La espada en la piedra
Curada por Feda Baeza2016 Galería Miranda Bosch
Es difícil abarcar las pinturas de Camila en un solo golpe de vista. En un único instante las grandes superficies de sus obras tienen algo siempre elusivo. Como si intentasen resistirse a cualquier síntesis, a la emergencia de una figura que funcione como emblema y nos permita luego retenerla en la memoria con facilidad. Tienen más de fondo que de figura. La oquedad de los negros, grises, plateados y un sin fin de omnipresentes azules se dan a ver siempre de modo escurridizo. Son como sombras de un evento que se nos escapa.
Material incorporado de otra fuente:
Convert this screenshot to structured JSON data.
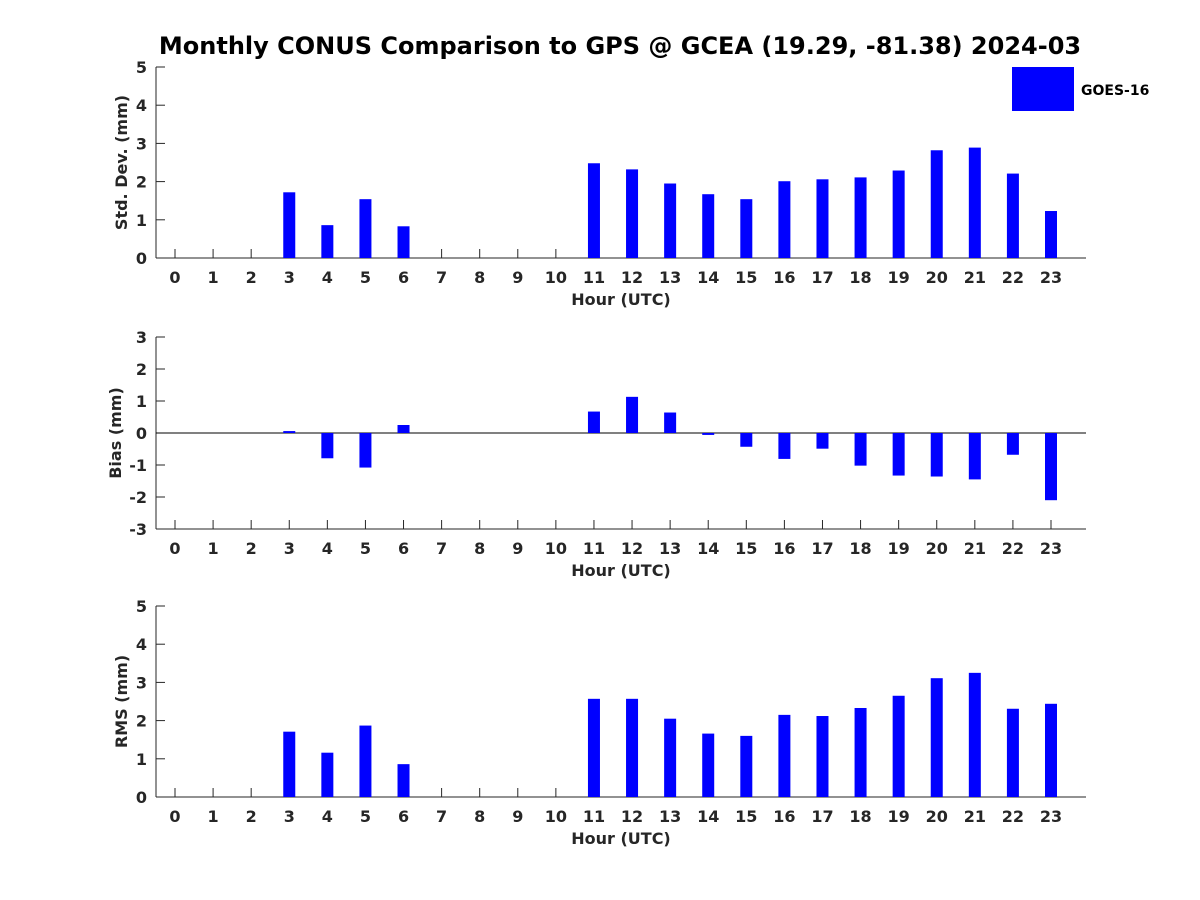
{
  "chart_data": [
    {
      "type": "bar",
      "title": "Monthly CONUS Comparison to GPS @ GCEA (19.29, -81.38) 2024-03",
      "xlabel": "Hour (UTC)",
      "ylabel": "Std. Dev. (mm)",
      "ylim": [
        0,
        5
      ],
      "yticks": [
        0,
        1,
        2,
        3,
        4,
        5
      ],
      "categories": [
        "0",
        "1",
        "2",
        "3",
        "4",
        "5",
        "6",
        "7",
        "8",
        "9",
        "10",
        "11",
        "12",
        "13",
        "14",
        "15",
        "16",
        "17",
        "18",
        "19",
        "20",
        "21",
        "22",
        "23"
      ],
      "series": [
        {
          "name": "GOES-16",
          "color": "#0000ff",
          "values": [
            null,
            null,
            null,
            1.72,
            0.86,
            1.54,
            0.83,
            null,
            null,
            null,
            null,
            2.48,
            2.32,
            1.95,
            1.67,
            1.54,
            2.01,
            2.06,
            2.11,
            2.29,
            2.82,
            2.89,
            2.21,
            1.23
          ]
        }
      ],
      "legend": "top-right"
    },
    {
      "type": "bar",
      "xlabel": "Hour (UTC)",
      "ylabel": "Bias (mm)",
      "ylim": [
        -3,
        3
      ],
      "yticks": [
        -3,
        -2,
        -1,
        0,
        1,
        2,
        3
      ],
      "categories": [
        "0",
        "1",
        "2",
        "3",
        "4",
        "5",
        "6",
        "7",
        "8",
        "9",
        "10",
        "11",
        "12",
        "13",
        "14",
        "15",
        "16",
        "17",
        "18",
        "19",
        "20",
        "21",
        "22",
        "23"
      ],
      "series": [
        {
          "name": "GOES-16",
          "color": "#0000ff",
          "values": [
            null,
            null,
            null,
            0.06,
            -0.79,
            -1.08,
            0.25,
            null,
            null,
            null,
            null,
            0.67,
            1.13,
            0.64,
            -0.06,
            -0.43,
            -0.81,
            -0.49,
            -1.02,
            -1.33,
            -1.36,
            -1.45,
            -0.68,
            -2.1
          ]
        }
      ]
    },
    {
      "type": "bar",
      "xlabel": "Hour (UTC)",
      "ylabel": "RMS (mm)",
      "ylim": [
        0,
        5
      ],
      "yticks": [
        0,
        1,
        2,
        3,
        4,
        5
      ],
      "categories": [
        "0",
        "1",
        "2",
        "3",
        "4",
        "5",
        "6",
        "7",
        "8",
        "9",
        "10",
        "11",
        "12",
        "13",
        "14",
        "15",
        "16",
        "17",
        "18",
        "19",
        "20",
        "21",
        "22",
        "23"
      ],
      "series": [
        {
          "name": "GOES-16",
          "color": "#0000ff",
          "values": [
            null,
            null,
            null,
            1.71,
            1.16,
            1.87,
            0.86,
            null,
            null,
            null,
            null,
            2.57,
            2.57,
            2.05,
            1.66,
            1.6,
            2.15,
            2.12,
            2.33,
            2.65,
            3.11,
            3.25,
            2.31,
            2.44
          ]
        }
      ]
    }
  ]
}
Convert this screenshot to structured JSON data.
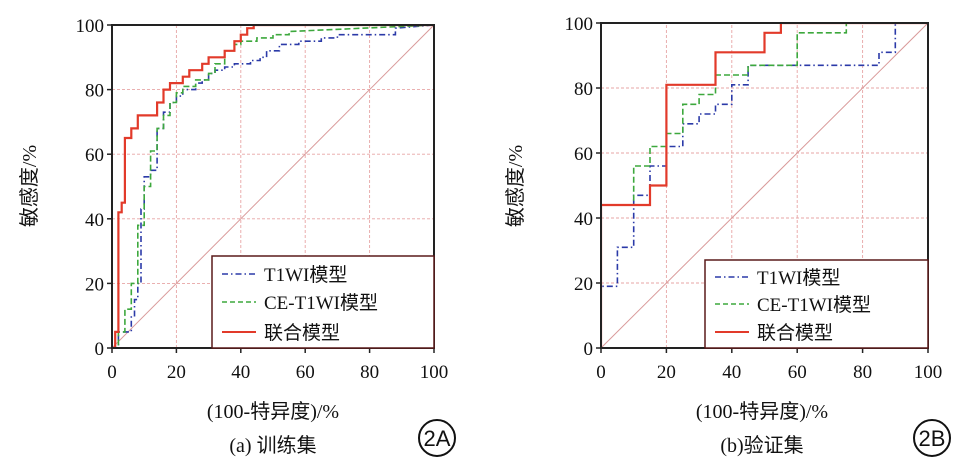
{
  "chart_data": [
    {
      "type": "line",
      "panel_tag": "2A",
      "caption": "(a) 训练集",
      "xlabel": "(100-特异度)/%",
      "ylabel": "敏感度/%",
      "xlim": [
        0,
        100
      ],
      "ylim": [
        0,
        100
      ],
      "xticks": [
        "0",
        "20",
        "40",
        "60",
        "80",
        "100"
      ],
      "yticks": [
        "0",
        "20",
        "40",
        "60",
        "80",
        "100"
      ],
      "grid": true,
      "diagonal": true,
      "legend_position": "bottom-right",
      "series": [
        {
          "name": "T1WI模型",
          "color": "#2b3aa8",
          "dash": "dashdot",
          "x": [
            0,
            2,
            2,
            6,
            6,
            7,
            7,
            8,
            8,
            9,
            9,
            10,
            10,
            12,
            12,
            14,
            14,
            16,
            16,
            18,
            18,
            20,
            20,
            22,
            22,
            26,
            26,
            28,
            28,
            30,
            30,
            32,
            32,
            35,
            35,
            38,
            38,
            43,
            43,
            46,
            46,
            48,
            48,
            52,
            52,
            58,
            58,
            65,
            65,
            70,
            70,
            88,
            88,
            100
          ],
          "y": [
            0,
            0,
            5,
            5,
            10,
            10,
            15,
            15,
            20,
            20,
            43,
            43,
            53,
            53,
            55,
            55,
            68,
            68,
            73,
            73,
            76,
            76,
            78,
            78,
            80,
            80,
            82,
            82,
            83,
            83,
            85,
            85,
            86,
            86,
            87,
            87,
            88,
            88,
            89,
            89,
            90,
            90,
            92,
            92,
            94,
            94,
            95,
            95,
            96,
            96,
            97,
            97,
            99,
            100
          ]
        },
        {
          "name": "CE-T1WI模型",
          "color": "#3da83d",
          "dash": "dash",
          "x": [
            0,
            2,
            2,
            4,
            4,
            6,
            6,
            8,
            8,
            10,
            10,
            12,
            12,
            14,
            14,
            16,
            16,
            18,
            18,
            20,
            20,
            22,
            22,
            26,
            26,
            30,
            30,
            32,
            32,
            35,
            35,
            38,
            38,
            40,
            40,
            45,
            45,
            50,
            50,
            55,
            55,
            100
          ],
          "y": [
            0,
            0,
            5,
            5,
            12,
            12,
            20,
            20,
            38,
            38,
            50,
            50,
            61,
            61,
            68,
            68,
            72,
            72,
            76,
            76,
            79,
            79,
            81,
            81,
            83,
            83,
            85,
            85,
            88,
            88,
            92,
            92,
            94,
            94,
            95,
            95,
            96,
            96,
            97,
            97,
            98,
            100
          ]
        },
        {
          "name": "联合模型",
          "color": "#e23a2a",
          "dash": "solid",
          "x": [
            0,
            1,
            1,
            2,
            2,
            3,
            3,
            4,
            4,
            6,
            6,
            8,
            8,
            14,
            14,
            16,
            16,
            18,
            18,
            22,
            22,
            24,
            24,
            28,
            28,
            30,
            30,
            35,
            35,
            38,
            38,
            40,
            40,
            42,
            42,
            44,
            44,
            46,
            46,
            100
          ],
          "y": [
            0,
            0,
            5,
            5,
            42,
            42,
            45,
            45,
            65,
            65,
            68,
            68,
            72,
            72,
            76,
            76,
            80,
            80,
            82,
            82,
            84,
            84,
            86,
            86,
            88,
            88,
            90,
            90,
            92,
            92,
            95,
            95,
            97,
            97,
            99,
            99,
            100,
            100,
            100,
            100
          ]
        }
      ]
    },
    {
      "type": "line",
      "panel_tag": "2B",
      "caption": "(b)验证集",
      "xlabel": "(100-特异度)/%",
      "ylabel": "敏感度/%",
      "xlim": [
        0,
        100
      ],
      "ylim": [
        0,
        100
      ],
      "xticks": [
        "0",
        "20",
        "40",
        "60",
        "80",
        "100"
      ],
      "yticks": [
        "0",
        "20",
        "40",
        "60",
        "80",
        "100"
      ],
      "grid": true,
      "diagonal": true,
      "legend_position": "bottom-right",
      "series": [
        {
          "name": "T1WI模型",
          "color": "#2b3aa8",
          "dash": "dashdot",
          "x": [
            0,
            0,
            5,
            5,
            10,
            10,
            15,
            15,
            20,
            20,
            25,
            25,
            30,
            30,
            35,
            35,
            40,
            40,
            45,
            45,
            85,
            85,
            90,
            90,
            100
          ],
          "y": [
            0,
            19,
            19,
            31,
            31,
            47,
            47,
            56,
            56,
            62,
            62,
            69,
            69,
            72,
            72,
            75,
            75,
            81,
            81,
            87,
            87,
            91,
            91,
            100,
            100
          ]
        },
        {
          "name": "CE-T1WI模型",
          "color": "#3da83d",
          "dash": "dash",
          "x": [
            0,
            0,
            10,
            10,
            15,
            15,
            20,
            20,
            25,
            25,
            30,
            30,
            35,
            35,
            45,
            45,
            60,
            60,
            75,
            75,
            100
          ],
          "y": [
            0,
            44,
            44,
            56,
            56,
            62,
            62,
            66,
            66,
            75,
            75,
            78,
            78,
            84,
            84,
            87,
            87,
            97,
            97,
            100,
            100
          ]
        },
        {
          "name": "联合模型",
          "color": "#e23a2a",
          "dash": "solid",
          "x": [
            0,
            0,
            15,
            15,
            20,
            20,
            35,
            35,
            50,
            50,
            55,
            55,
            100
          ],
          "y": [
            0,
            44,
            44,
            50,
            50,
            81,
            81,
            91,
            91,
            97,
            97,
            100,
            100
          ]
        }
      ]
    }
  ]
}
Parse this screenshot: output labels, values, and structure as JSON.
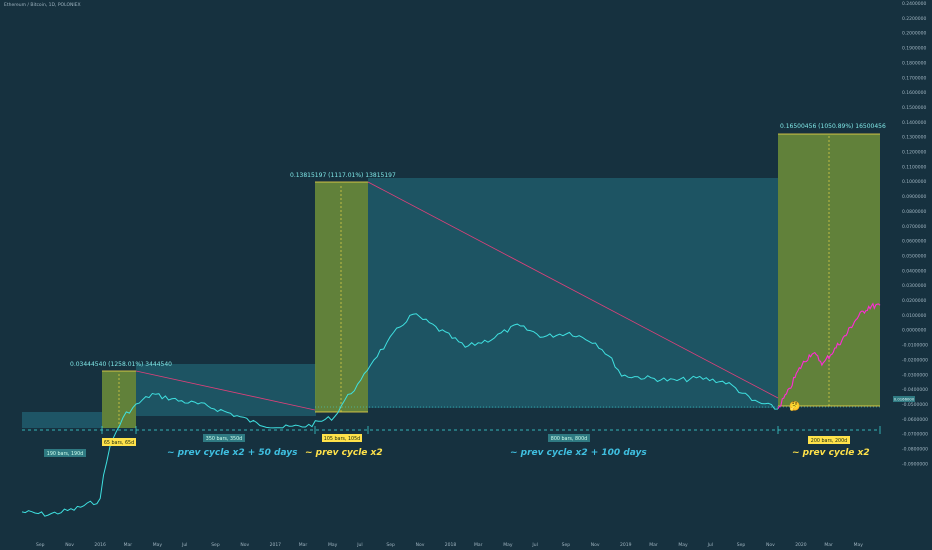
{
  "header": {
    "title": "Ethereum / Bitcoin, 1D, POLONIEX"
  },
  "chart_data": {
    "type": "line",
    "title": "Ethereum / Bitcoin, 1D, POLONIEX",
    "log_scale": true,
    "grid": false,
    "colors": {
      "price": "#3fe0e0",
      "projection": "#ff2bd6",
      "trend": "#e0407a",
      "box_green": "#6f8f3a",
      "box_teal": "#1f5a6a",
      "measure": "#ffe24a",
      "label_bg": "#2f7a82"
    },
    "y_axis_labels": [
      "0.2400000",
      "0.2200000",
      "0.2000000",
      "0.1900000",
      "0.1800000",
      "0.1700000",
      "0.1600000",
      "0.1500000",
      "0.1400000",
      "0.1300000",
      "0.1200000",
      "0.1100000",
      "0.1000000",
      "0.0900000",
      "0.0800000",
      "0.0700000",
      "0.0600000",
      "0.0500000",
      "0.0400000",
      "0.0300000",
      "0.0200000",
      "0.0100000",
      "0.0000000",
      "-0.0100000",
      "-0.0200000",
      "-0.0300000",
      "-0.0400000",
      "-0.0500000",
      "-0.0600000",
      "-0.0700000",
      "-0.0800000",
      "-0.0900000"
    ],
    "price_badge": "0.0166000",
    "x_axis_labels": [
      "Sep",
      "Nov",
      "2016",
      "Mar",
      "May",
      "Jul",
      "Sep",
      "Nov",
      "2017",
      "Mar",
      "May",
      "Jul",
      "Sep",
      "Nov",
      "2018",
      "Mar",
      "May",
      "Jul",
      "Sep",
      "Nov",
      "2019",
      "Mar",
      "May",
      "Jul",
      "Sep",
      "Nov",
      "2020",
      "Mar",
      "May"
    ],
    "series": [
      {
        "name": "",
        "values": [
          0.0017,
          0.0016,
          0.0018,
          0.0022,
          0.015,
          0.023,
          0.02,
          0.018,
          0.015,
          0.012,
          0.011,
          0.0115,
          0.014,
          0.03,
          0.07,
          0.135,
          0.096,
          0.065,
          0.078,
          0.105,
          0.082,
          0.09,
          0.072,
          0.035,
          0.033,
          0.031,
          0.033,
          0.03,
          0.02,
          0.0166
        ]
      },
      {
        "name": "",
        "values": [
          0.0166,
          0.025,
          0.042,
          0.058,
          0.045,
          0.062,
          0.085,
          0.125,
          0.16,
          0.165
        ]
      }
    ],
    "annotations": {
      "move1": "0.03444540 (1258.01%) 3444540",
      "move2": "0.13815197 (1117.01%) 13815197",
      "move3": "0.16500456 (1050.89%) 16500456",
      "bars1": "65 bars, 65d",
      "bars2": "105 bars, 105d",
      "bars3": "200 bars, 200d",
      "range_a": "190 bars, 190d",
      "range_b": "350 bars, 350d",
      "range_c": "800 bars, 800d",
      "cycle1": "~ prev cycle x2 + 50 days",
      "cycle2": "~ prev cycle x2",
      "cycle3": "~ prev cycle x2 + 100 days",
      "cycle4": "~ prev cycle x2",
      "emoji": "🤔"
    }
  }
}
La impronta de la pincelada exhibida, la indefinición abstracta de sus formas y la gran escala de su trabajo pueden engañarnos. A primera vista, parece que se refugian en la emblemática tradición de la pintura no figurativa de gran formato que hace ya varias décadas pretendió refundar el campo de las artes visuales sobre la divisa de sus elementos más presuntamente autónomos : el plano, la textura, la línea y el color. Pero acercando la mirada sucede otra cosa. En la obra de Camila, la grandilocuencia del gesto pictórico se disuelve en un modo más mecánico, más serial, más físico, más anónimo. La topografía de sus manchones prolifera en un repertorio de trazos que se alejan resueltamente de la inflexión del gesto expresivo.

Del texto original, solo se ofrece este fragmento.